Our trail took us past the turnoff to the Sneeuberg summit route, which involves easy C-grade scrambling, but without climber’s confidence the step-across and bridging moves would, if cocked up, send one flying and bouncing down to a certain death 600m below.
But we were taking a safe, fairly level, contour path with one small uphill through Kok se Poort and we’d be through.
We passed the dreaded summit path cairn and came the mighty cairn for our route more travelled.
Up we went. The path was good, but damn, it was steep!
It headed straight up to a dark V and the rest was in cloud.
Finally we hit a notch where a few climbing moves were required.
We were suddenly, as climbers say, “a bit gripped”.
It was darker, the wind was really blustery, and it was cold.
But we heaved those packs up, did a final mantle shelf move and found ourselves just below the saddle of “Kok se Pass”.
One daughter was by now cold. The other said she would do a quick recce of the top.
She vanished. Dumb move, I told myself, never split the group.
She returned. “It’s really windy up there and the path keeps on going up the hill,” she reported.
Well, we’d have to see. We all went up and suddenly all hell broke loose.
A wall of wind so frigid that our hands immediately seemed to stop working properly literally tore into us. But no, I would just check one more time, and up I went till a rock band stopped me and the cairns vanished.
As I told the girls it was done, we were retreating, the storm became a frozen scream, sending us to our knees, my stupid pack rain cover was ripped off, and cartwheeled away in front of us and over the steep edge.
We regrouped below the top of the saddle, but the wind sent ice into our bones. We were a few thermal layers short and hypothermia was setting in. It was at this point that the thinnest of our group wept. And got the speech.
The chance of a bad fall felt real. Every mountain terror I’ve known, a friend with a broken back lying bloodied on a Magaliesberg ledge, seemed to stick in my gut – these were my own precious daughters.
I cursed Slingsby and Kok for being cruel sandbaggers, I cursed the raging front in November, I cursed climate change and I cursed my fat ass and fading powers in this 59th year.
Shouldn’t have bothered. That weeping child became a motivated young woman and we belted down from whence we had come.
At the lip of the 8m notch there was no hesitation.
They sang Abba’s SOS.
Down she went, all those basic mountain skills on display.

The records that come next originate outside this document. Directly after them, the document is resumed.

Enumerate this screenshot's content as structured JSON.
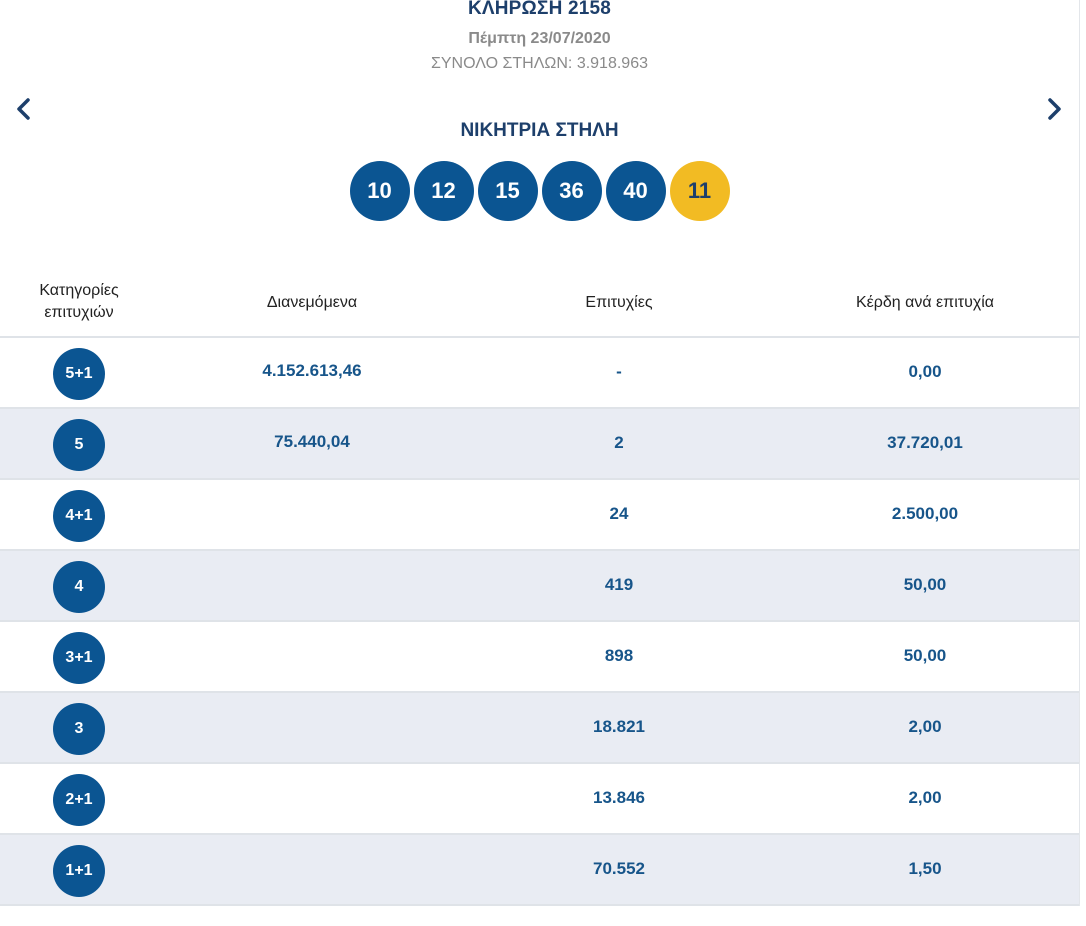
{
  "header": {
    "title": "ΚΛΗΡΩΣΗ 2158",
    "date": "Πέμπτη 23/07/2020",
    "total_columns": "ΣΥΝΟΛΟ ΣΤΗΛΩΝ: 3.918.963"
  },
  "nav": {
    "prev_icon": "chevron-left-icon",
    "next_icon": "chevron-right-icon"
  },
  "winning": {
    "label": "ΝΙΚΗΤΡΙΑ ΣΤΗΛΗ",
    "numbers": [
      "10",
      "12",
      "15",
      "36",
      "40"
    ],
    "bonus": "11"
  },
  "colors": {
    "primary": "#0b5592",
    "bonus": "#f2bb23",
    "title": "#1d3f6b",
    "row_alt": "#e9ecf3"
  },
  "table": {
    "headers": {
      "category": "Κατηγορίες επιτυχιών",
      "pool": "Διανεμόμενα",
      "winners": "Επιτυχίες",
      "prize": "Κέρδη ανά επιτυχία"
    },
    "rows": [
      {
        "category": "5+1",
        "pool": "4.152.613,46",
        "winners": "-",
        "prize": "0,00"
      },
      {
        "category": "5",
        "pool": "75.440,04",
        "winners": "2",
        "prize": "37.720,01"
      },
      {
        "category": "4+1",
        "pool": "",
        "winners": "24",
        "prize": "2.500,00"
      },
      {
        "category": "4",
        "pool": "",
        "winners": "419",
        "prize": "50,00"
      },
      {
        "category": "3+1",
        "pool": "",
        "winners": "898",
        "prize": "50,00"
      },
      {
        "category": "3",
        "pool": "",
        "winners": "18.821",
        "prize": "2,00"
      },
      {
        "category": "2+1",
        "pool": "",
        "winners": "13.846",
        "prize": "2,00"
      },
      {
        "category": "1+1",
        "pool": "",
        "winners": "70.552",
        "prize": "1,50"
      }
    ]
  }
}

Ninety minutes later, those happy girls threw open the door of the Sneeuberg shelter and declared it as good as “Jesus’ manger”.
The tent went up inside, the stove was lit and we brewed up.
Later we learnt that snow hit Shadow Peak across the valley and campers took the temperature at 2°C.
We three snuggled deep into many layers of comfort.
Then, the older child: “Dad, can I see the map?”
“You totally took us up Sneeuberg!”
● We hiked to about 200m below the summit which is 2,027m high.
ALL COLD COMFORT: An annual daughters-and-dad hike in ‘the hills’ as climbers like to call these sacred, high places, ended on a frosty note.